La technique , inventée vers 1751 par le chimiste anglais Wall pour le décor de céramiques , connut une grande vogue jusques vers la fin des années 60 et exploita tous les thèmes d’illustration aussi bien ludiques que publicitaires ou techniques .
L’impression se faisait sur un papier aluné * enduit d’un mélange d’albumine ,d’alcool ,de gomme adragante,de caséine et de borax collé par sa face non décorée sur un support papier à l’aide d’une colle soluble à l’eau .
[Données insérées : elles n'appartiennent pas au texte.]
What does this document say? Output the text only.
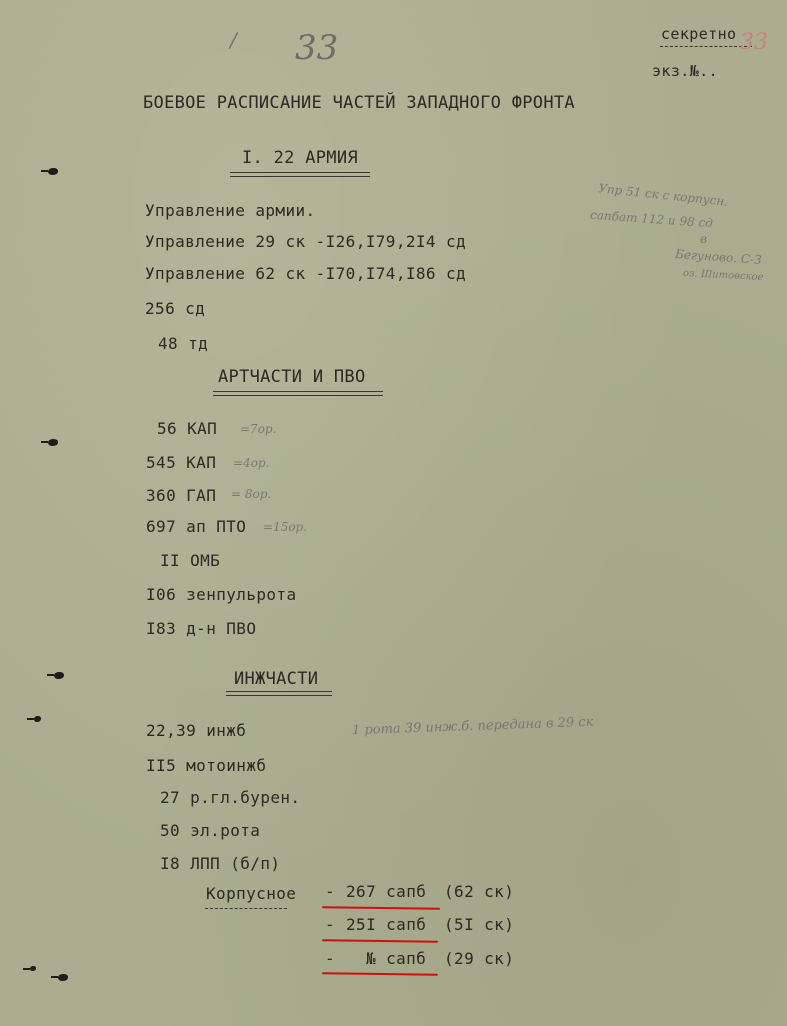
секретно
экз.№..
33
33
/
БОЕВОЕ РАСПИСАНИЕ ЧАСТЕЙ ЗАПАДНОГО ФРОНТА
I. 22 АРМИЯ
Управление армии.
Управление 29 ск -I26,I79,2I4 сд
Управление 62 ск -I70,I74,I86 сд
256 сд
48 тд
Упр 51 ск с корпусн.
сапбат 112 и 98 сд
в
Бегуново. С-З
оз. Шитовское
АРТЧАСТИ И ПВО
56 КАП
545 КАП
360 ГАП
697 ап ПТО
II ОМБ
I06 зенпульрота
I83 д-н ПВО
=7ор.
=4ор.
= 8ор.
=15ор.
ИНЖЧАСТИ
22,39 инжб
II5 мотоинжб
27 р.гл.бурен.
50 эл.рота
I8 ЛПП (б/п)
1 рота 39 инж.б. передана в 29 ск
Корпусное - 267 сапб (62 ск)
- 25I сапб (5I ск)
- № сапб (29 ск)
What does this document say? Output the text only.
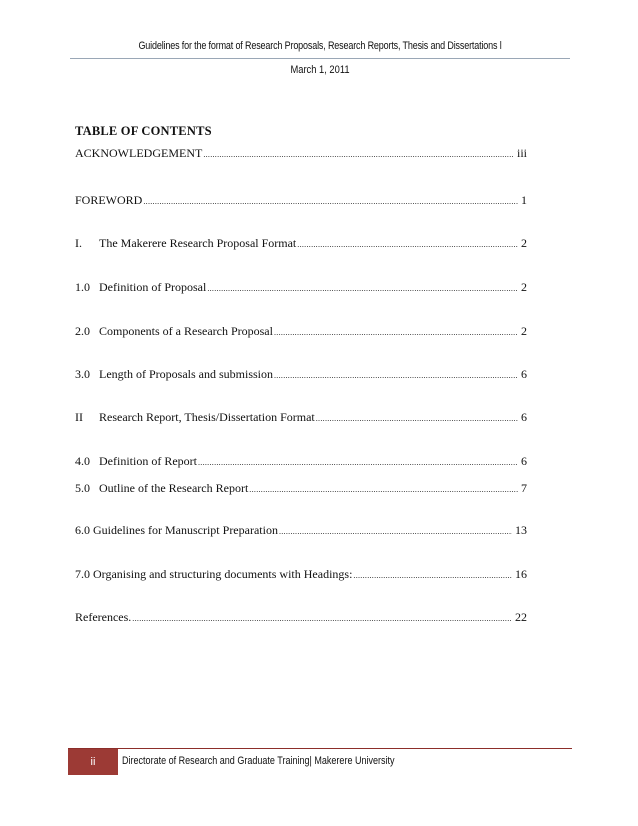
Guidelines for the format of Research Proposals, Research Reports, Thesis and Dissertations l
March 1, 2011
TABLE OF CONTENTS
ACKNOWLEDGEMENT .....	iii
FOREWORD .....	1
I. The Makerere Research Proposal Format .....	2
1.0 Definition of Proposal .....	2
2.0 Components of a Research Proposal .....	2
3.0 Length of Proposals and submission .....	6
II Research Report, Thesis/Dissertation Format .....	6
4.0 Definition of Report .....	6
5.0 Outline of the Research Report .....	7
6.0 Guidelines for Manuscript Preparation .....	13
7.0 Organising and structuring documents with Headings: .....	16
References. .....	22
ii	Directorate of Research and Graduate Training| Makerere University
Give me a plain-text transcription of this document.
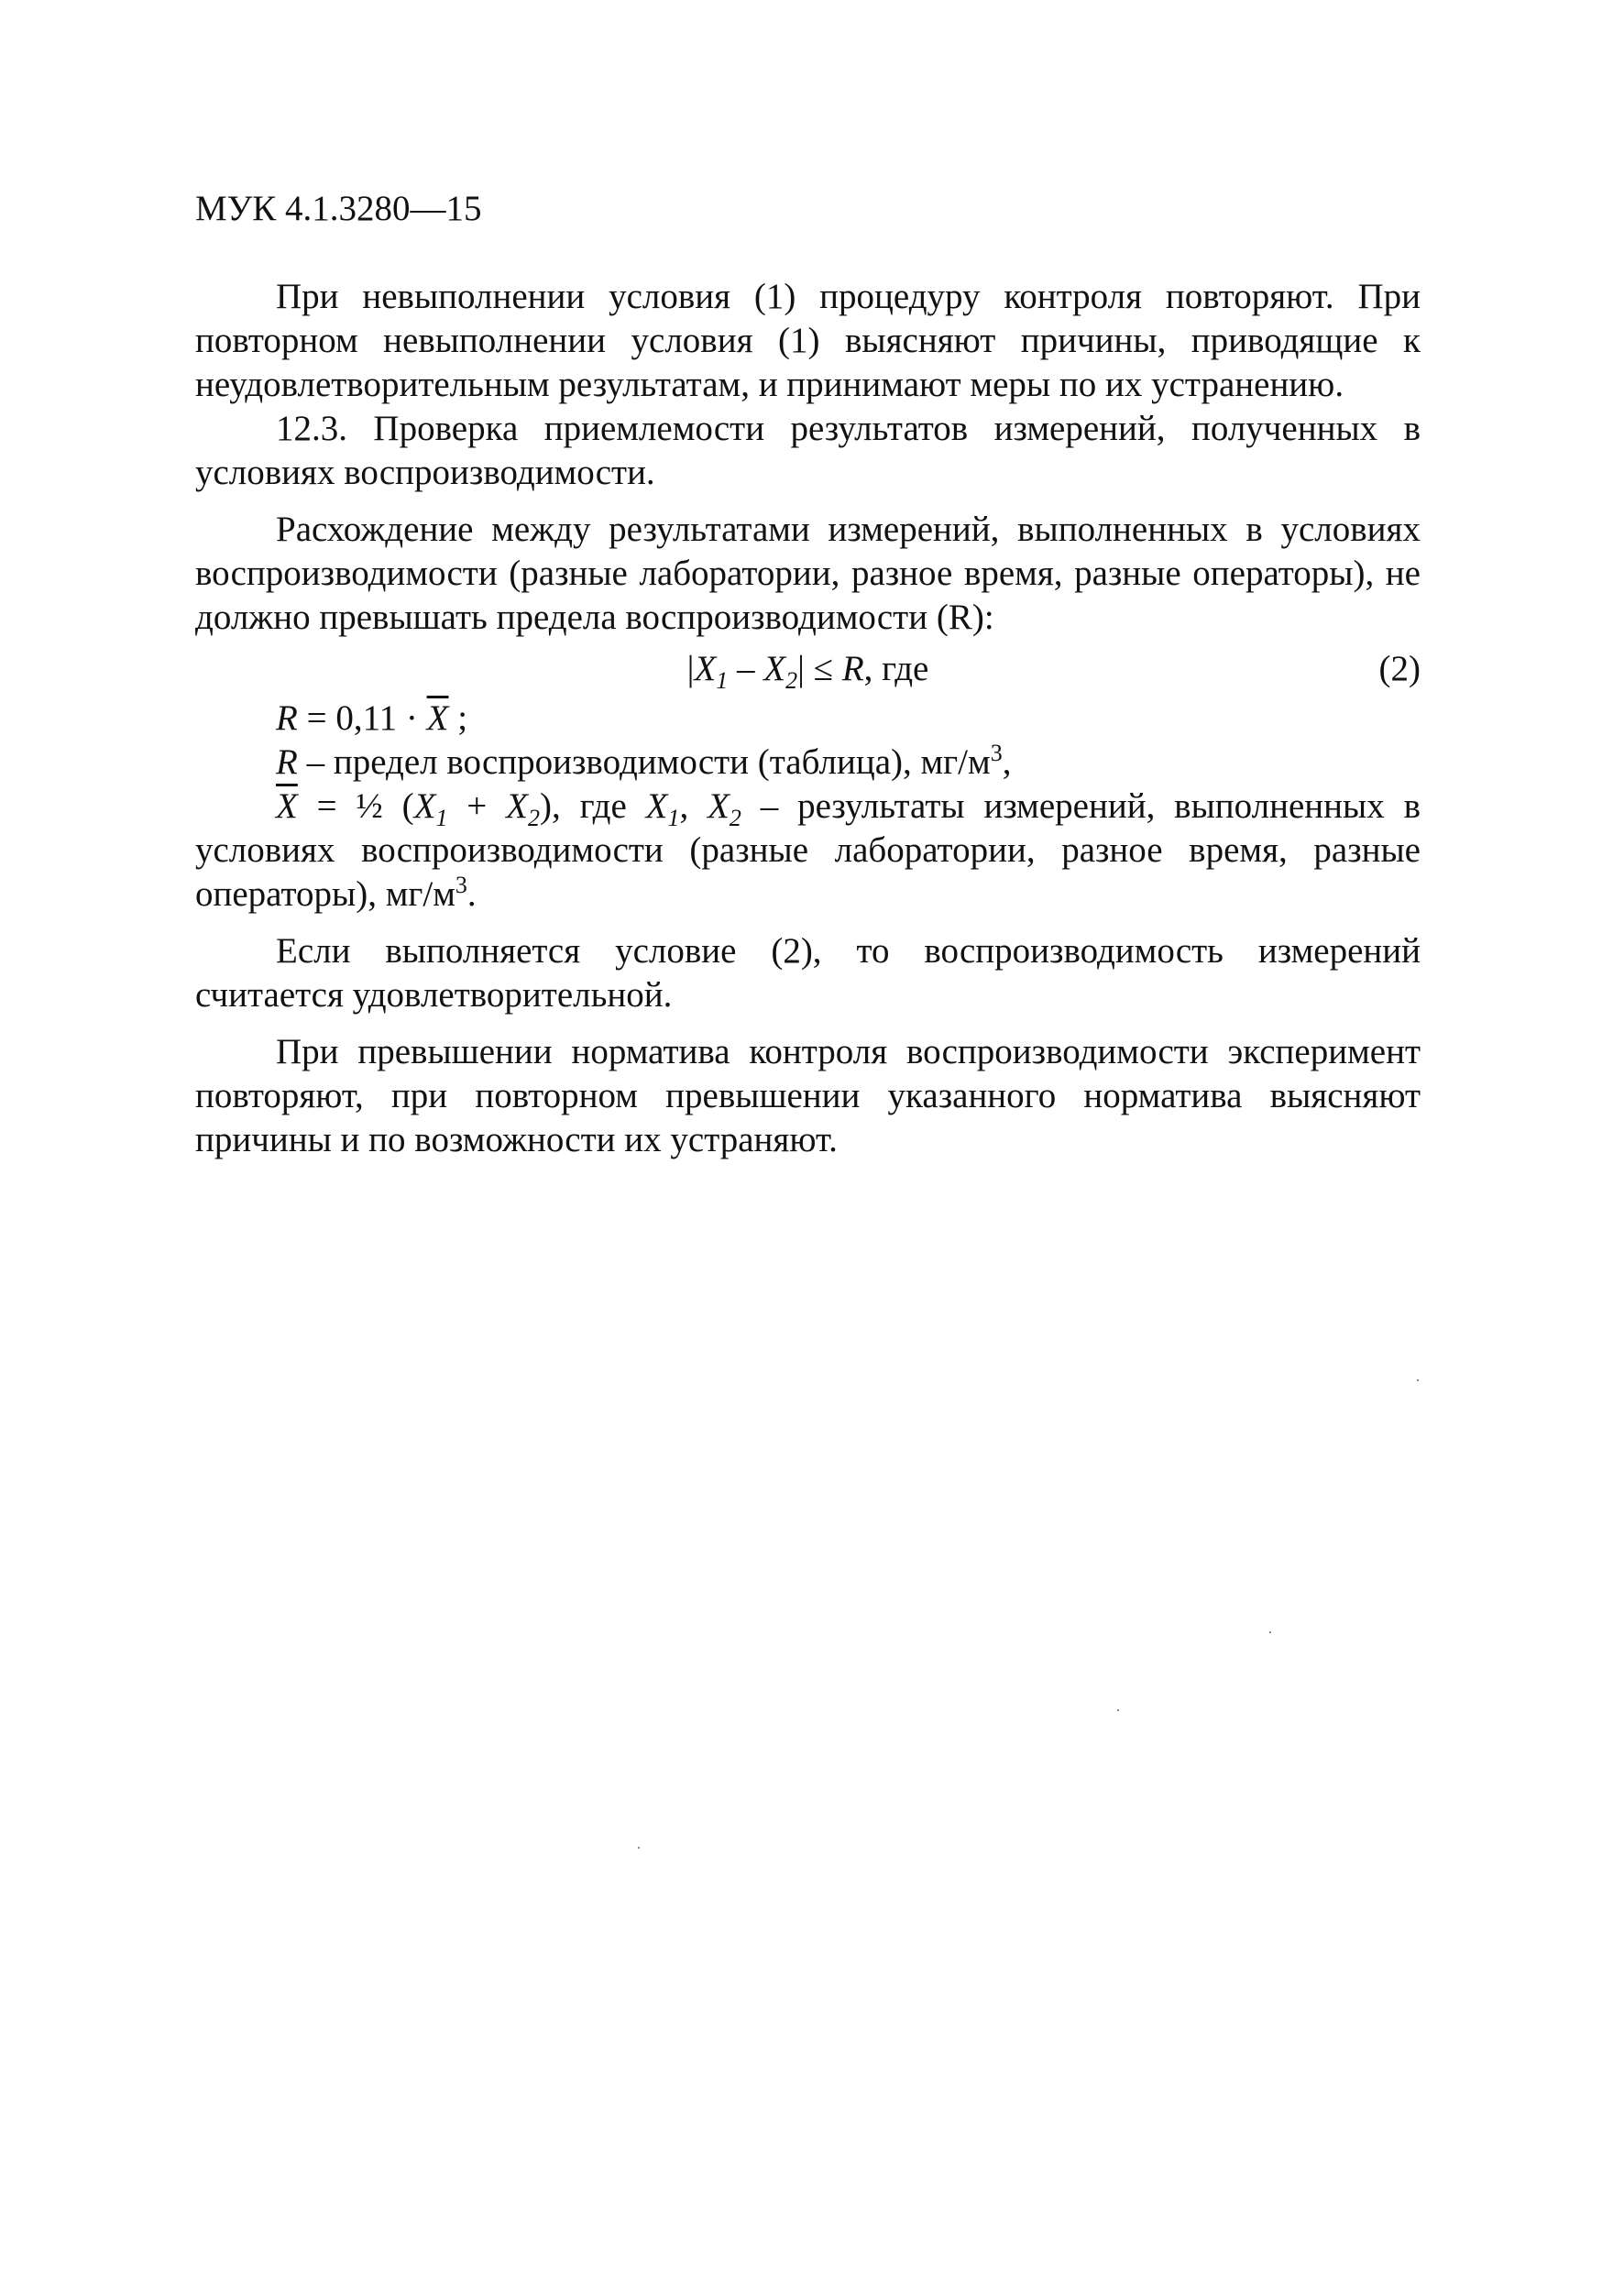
МУК 4.1.3280—15

При невыполнении условия (1) процедуру контроля повторяют. При повторном невыполнении условия (1) выясняют причины, приводящие к неудовлетворительным результатам, и принимают меры по их устранению.

12.3. Проверка приемлемости результатов измерений, полученных в условиях воспроизводимости.

Расхождение между результатами измерений, выполненных в условиях воспроизводимости (разные лаборатории, разное время, разные операторы), не должно превышать предела воспроизводимости (R):

$|X_1 - X_2| \le R$, где	(2)

$R = 0,11 \cdot \overline{X}$ ;

R – предел воспроизводимости (таблица), $мг/м^3$,

$\overline{X}$ = ½ $(X_1 + X_2)$, где $X_1$, $X_2$ – результаты измерений, выполненных в условиях воспроизводимости (разные лаборатории, разное время, разные операторы), $мг/м^3$.

Если выполняется условие (2), то воспроизводимость измерений считается удовлетворительной.

При превышении норматива контроля воспроизводимости эксперимент повторяют, при повторном превышении указанного норматива выясняют причины и по возможности их устраняют.
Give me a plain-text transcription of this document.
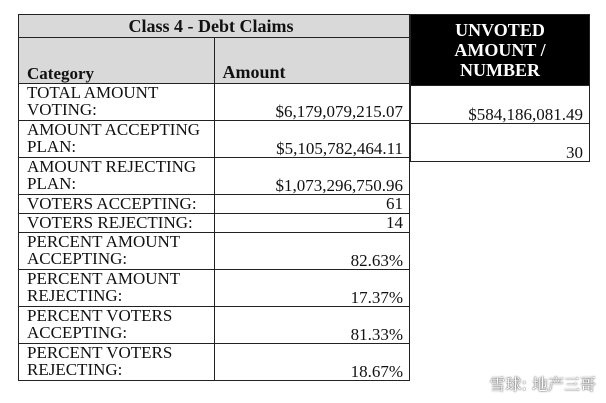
Class 4 - Debt Claims	
Category	Amount
TOTAL AMOUNT VOTING:	$6,179,079,215.07
AMOUNT ACCEPTING PLAN:	$5,105,782,464.11
AMOUNT REJECTING PLAN:	$1,073,296,750.96
VOTERS ACCEPTING:	61
VOTERS REJECTING:	14
PERCENT AMOUNT ACCEPTING:	82.63%
PERCENT AMOUNT REJECTING:	17.37%
PERCENT VOTERS ACCEPTING:	81.33%
PERCENT VOTERS REJECTING:	18.67%
UNVOTED AMOUNT / NUMBER
$584,186,081.49
30
雪球: 地产三哥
Pour sa mise en œuvre il suffisait , après mouillage , d’appliquer la décalcomanie sur un objet , d’enlever le papier-support et de vernir le décor après séchage .
Le décor obtenu , fragile et résistant peu aux manipulations, à parfois été utilisé en reliure pour la réalisation de décors ne pouvant être effectués à la presse et , aussi pour la préparation de pierres lithographiques.
Le succès du procédé étant important les fabricants furent nombreux –Capendu, Daynès,Carpentier,Kupr,Guérin , Société parisienne de décalcomanie industrielle …- et les noms commerciaux de certaines de leurs produtions - « Auto-décor « , »Vélodécor » ou « Chromotransfert » par exemple- devinrent pour un temps des noms communs synonymes de « Décalcomanie «
De nombreux objets d’écriture ,tels que plumiers*,tampons* buvards,encriers *etc...ont été décorés par ce procédé...
Certaines décalcomanies ont parfois curieusement été nommées “ Radiophones * “
2)Employé au figuré il a servi à désigner une technique décorative employée par les surréalistes .
La “ Décalcomanie sans objet “ ou “ Calcomanie “ est décrite dans le “ Dictionnaire abrégé du surréalisme “ de Breton et Eluard et consiste à enduire une feuille d’encre et à y appliquer une autre feuille vierge sur laquelle s’imprime de façon imprévisible un motif.